Satujuang.com – Pemerintah Republik Indonesia mengalokasikan puluhan Triliun uang negara untuk digelontorkan ke desa-desa setiap tahun.
Dengan tujuan, untuk menurunkan angka kemiskinan dan kesenjangan. Membangun infrastruktur desa sesuai dengan kearifan lokal.
Meningkatkan nilai-nilai keagamaan, sosial, budaya dengan tujuan kesejahteraan sosial. Meningkatkan pelayanan kepada masyarakat.
Namun sayangnya, banyak kepala desa justru tersandung kasus korupsi dalam penggunaan anggaran dana desa tersebut.

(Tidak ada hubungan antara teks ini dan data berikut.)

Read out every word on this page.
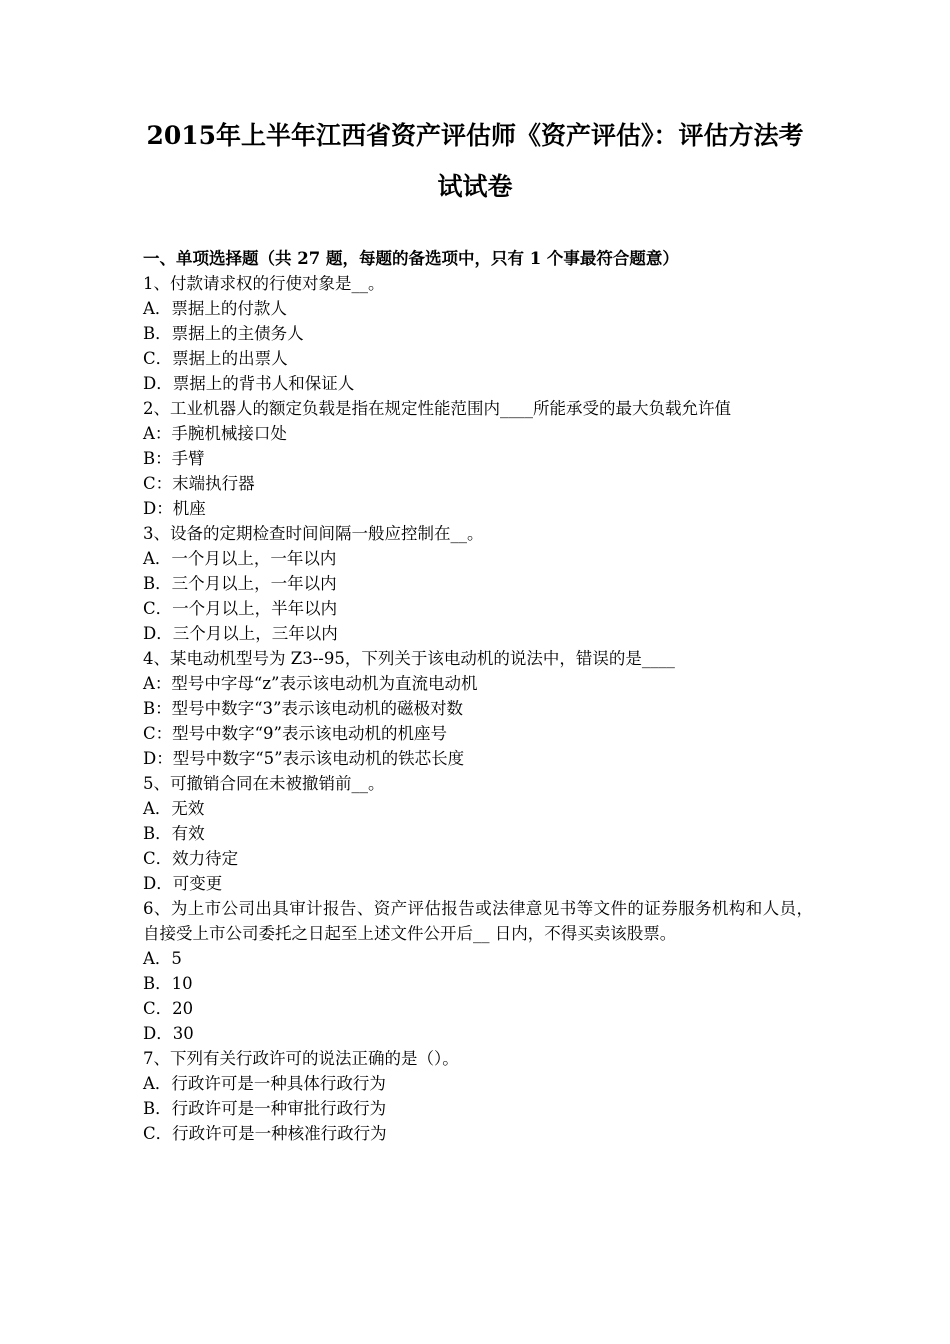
2015年上半年江西省资产评估师《资产评估》：评估方法考
试试卷
一、单项选择题（共 27 题，每题的备选项中，只有 1 个事最符合题意）
1、付款请求权的行使对象是__。
A．票据上的付款人
B．票据上的主债务人
C．票据上的出票人
D．票据上的背书人和保证人
2、工业机器人的额定负载是指在规定性能范围内____所能承受的最大负载允许值
A：手腕机械接口处
B：手臂
C：末端执行器
D：机座
3、设备的定期检查时间间隔一般应控制在__。
A．一个月以上，一年以内
B．三个月以上，一年以内
C．一个月以上，半年以内
D．三个月以上，三年以内
4、某电动机型号为 Z3--95，下列关于该电动机的说法中，错误的是____
A：型号中字母“z”表示该电动机为直流电动机
B：型号中数字“3”表示该电动机的磁极对数
C：型号中数字“9”表示该电动机的机座号
D：型号中数字“5”表示该电动机的铁芯长度
5、可撤销合同在未被撤销前__。
A．无效
B．有效
C．效力待定
D．可变更
6、为上市公司出具审计报告、资产评估报告或法律意见书等文件的证券服务机构和人员，自接受上市公司委托之日起至上述文件公开后__ 日内，不得买卖该股票。
A．5
B．10
C．20
D．30
7、下列有关行政许可的说法正确的是（）。
A．行政许可是一种具体行政行为
B．行政许可是一种审批行政行为
C．行政许可是一种核准行政行为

Bagaimana kita mengetahui bahwa anggaran desa tersebut sudah sesuai peruntukan
Mengutip situs Kemendesa.go.id, berikut ciri-ciri anggaran desa tidak efektif dan tidak transparan :
- Tidak ada papan proyek,
- Laporan realisasi sama persis dengan RAB,
- Lembaga desa, pengurusnya keluarga Kades semua,
- BPD mati kiri alias Pasif alias makan gaji buta,
- Kades pegang semua uang, bendahara hanya berfungsi di Bank saja,
- Perangkat desa yang jujur dan vokal biasanya “disingkirkan”,
- Banyak kegiatan terlambat pelaksanaannya dari jadwal, padahal anggarannya sudah ada,
- Musdes pesertanya sedikit, muka yang hadir itu-itu saja dari tahun ke tahun dan yang kritis biasanya tidak diundang,
- BUMDES tidak berkembang,
- Belanja barang / jasa di Monopoli Kades,
- Tidak ada sosialisasi terkait kegiatan kepada masyarakat,
- Pemdes marah ketika ada yang menanyakan Anggaran Kegiatan dan Anggaran Desa,
- Kades dan Perangkat dalam waktu singkat, mampu membeli mobil dan membangun rumah dengan harga/biaya ratusan juta. Padahal sumber penghasilan tidak sepadan dengan apa yang terlihat sebagai pendapatannya.